Abstract

Dopamine is a critical mediator of instrumental reward seeking behavior and appears to have a particularly important role in motivating actions that require considerable effort. As with rewards, response costs can be evaluated in both absolute and relative terms. The current study investigated whether the extent to which instrumental performance is dependent on dopamine transmission is influenced by relative or absolute response cost. Three groups of rats were rewarded for lever pressing on different fixed ratio (FR) schedules that required 1 (FR-1), 10 (FR-10), or 20 (FR-20) presses for each food reward.
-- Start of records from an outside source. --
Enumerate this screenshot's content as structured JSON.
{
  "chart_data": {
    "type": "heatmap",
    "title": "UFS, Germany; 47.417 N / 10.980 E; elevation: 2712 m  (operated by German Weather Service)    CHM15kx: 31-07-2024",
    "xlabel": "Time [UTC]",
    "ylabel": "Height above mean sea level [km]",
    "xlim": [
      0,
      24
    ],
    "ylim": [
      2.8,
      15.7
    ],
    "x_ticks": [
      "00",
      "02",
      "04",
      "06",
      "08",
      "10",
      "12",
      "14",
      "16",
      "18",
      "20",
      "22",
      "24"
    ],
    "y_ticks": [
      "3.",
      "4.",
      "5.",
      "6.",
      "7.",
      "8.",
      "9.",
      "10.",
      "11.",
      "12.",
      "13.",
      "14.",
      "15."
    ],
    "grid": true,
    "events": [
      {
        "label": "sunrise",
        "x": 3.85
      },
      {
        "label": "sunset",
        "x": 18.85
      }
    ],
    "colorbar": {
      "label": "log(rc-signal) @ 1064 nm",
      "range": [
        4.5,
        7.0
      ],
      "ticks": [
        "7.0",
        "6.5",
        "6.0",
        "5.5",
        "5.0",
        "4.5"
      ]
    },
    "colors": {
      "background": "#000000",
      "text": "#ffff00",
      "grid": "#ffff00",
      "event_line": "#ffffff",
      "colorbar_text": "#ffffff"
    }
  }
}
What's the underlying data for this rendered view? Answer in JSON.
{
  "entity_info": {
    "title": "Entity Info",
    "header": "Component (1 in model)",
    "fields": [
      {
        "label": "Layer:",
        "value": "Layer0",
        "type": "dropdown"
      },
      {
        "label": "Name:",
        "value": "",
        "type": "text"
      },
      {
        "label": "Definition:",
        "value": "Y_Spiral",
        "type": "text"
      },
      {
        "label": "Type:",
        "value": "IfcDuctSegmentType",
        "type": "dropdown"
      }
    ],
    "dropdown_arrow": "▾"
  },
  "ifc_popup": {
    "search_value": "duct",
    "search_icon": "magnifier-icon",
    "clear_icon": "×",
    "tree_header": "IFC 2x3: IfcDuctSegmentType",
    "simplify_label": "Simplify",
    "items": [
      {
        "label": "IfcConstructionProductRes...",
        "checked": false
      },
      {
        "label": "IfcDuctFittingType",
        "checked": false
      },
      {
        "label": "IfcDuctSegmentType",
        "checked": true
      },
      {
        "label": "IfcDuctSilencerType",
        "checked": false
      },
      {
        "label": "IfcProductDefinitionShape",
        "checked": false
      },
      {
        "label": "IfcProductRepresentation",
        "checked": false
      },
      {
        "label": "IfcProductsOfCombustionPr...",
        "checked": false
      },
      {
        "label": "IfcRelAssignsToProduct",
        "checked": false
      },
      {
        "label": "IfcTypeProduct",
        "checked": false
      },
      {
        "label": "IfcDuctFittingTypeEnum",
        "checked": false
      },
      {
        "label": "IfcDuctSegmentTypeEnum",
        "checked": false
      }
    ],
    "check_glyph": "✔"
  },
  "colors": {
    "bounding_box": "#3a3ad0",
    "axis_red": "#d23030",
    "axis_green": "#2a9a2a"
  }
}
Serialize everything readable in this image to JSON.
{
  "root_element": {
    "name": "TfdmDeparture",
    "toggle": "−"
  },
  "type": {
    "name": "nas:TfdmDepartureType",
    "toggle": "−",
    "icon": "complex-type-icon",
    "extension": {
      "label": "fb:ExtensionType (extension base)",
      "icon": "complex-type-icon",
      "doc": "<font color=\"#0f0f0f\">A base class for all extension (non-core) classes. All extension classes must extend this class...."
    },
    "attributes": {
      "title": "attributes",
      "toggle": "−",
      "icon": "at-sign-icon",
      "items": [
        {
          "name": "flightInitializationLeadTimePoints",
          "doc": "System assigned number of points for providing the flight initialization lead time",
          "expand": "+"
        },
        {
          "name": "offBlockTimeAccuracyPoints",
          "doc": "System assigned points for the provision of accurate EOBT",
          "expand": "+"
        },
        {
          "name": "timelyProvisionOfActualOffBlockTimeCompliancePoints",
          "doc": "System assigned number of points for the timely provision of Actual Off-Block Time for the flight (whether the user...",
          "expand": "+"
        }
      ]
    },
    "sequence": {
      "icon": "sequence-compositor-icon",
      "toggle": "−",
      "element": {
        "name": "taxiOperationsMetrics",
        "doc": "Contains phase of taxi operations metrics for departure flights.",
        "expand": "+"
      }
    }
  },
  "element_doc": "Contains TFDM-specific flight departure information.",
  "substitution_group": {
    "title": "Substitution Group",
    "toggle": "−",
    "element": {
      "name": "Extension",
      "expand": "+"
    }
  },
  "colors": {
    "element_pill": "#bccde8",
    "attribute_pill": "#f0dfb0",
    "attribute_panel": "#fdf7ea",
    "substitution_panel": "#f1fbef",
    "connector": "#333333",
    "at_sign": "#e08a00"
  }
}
Rats were then injected systemically with flupentixol, a dopamine receptor antagonist, or vehicle before testing all groups on an intermediate-cost (FR-10) schedule, such that only the relative cost of responding differed across groups. Rats experiencing an upshift in cost (group FR-1/FR-10) showed greater response suppression following flupentixol administration than rats experiencing no shift in cost (group FR-10/FR-10), whereas flupentixol treatment had no effect on rats experiencing a downshift in cost (group FR-20/FR-10). A second round of flupentixol tests was conducted using the rats' maintenance schedules, such that only absolute response costs differed across groups. Here, the pattern was reversed among the groups, in line with previous reports. Specifically, flupentixol had a stronger suppressive effect in group FR-20/FR-20 than in group FR-10/FR-10, and had no detectable effect in group FR-1/FR-1. These findings suggest that response costs are evaluated in both absolute and relative terms and that dopamine has a role in overcoming both kinds of cost.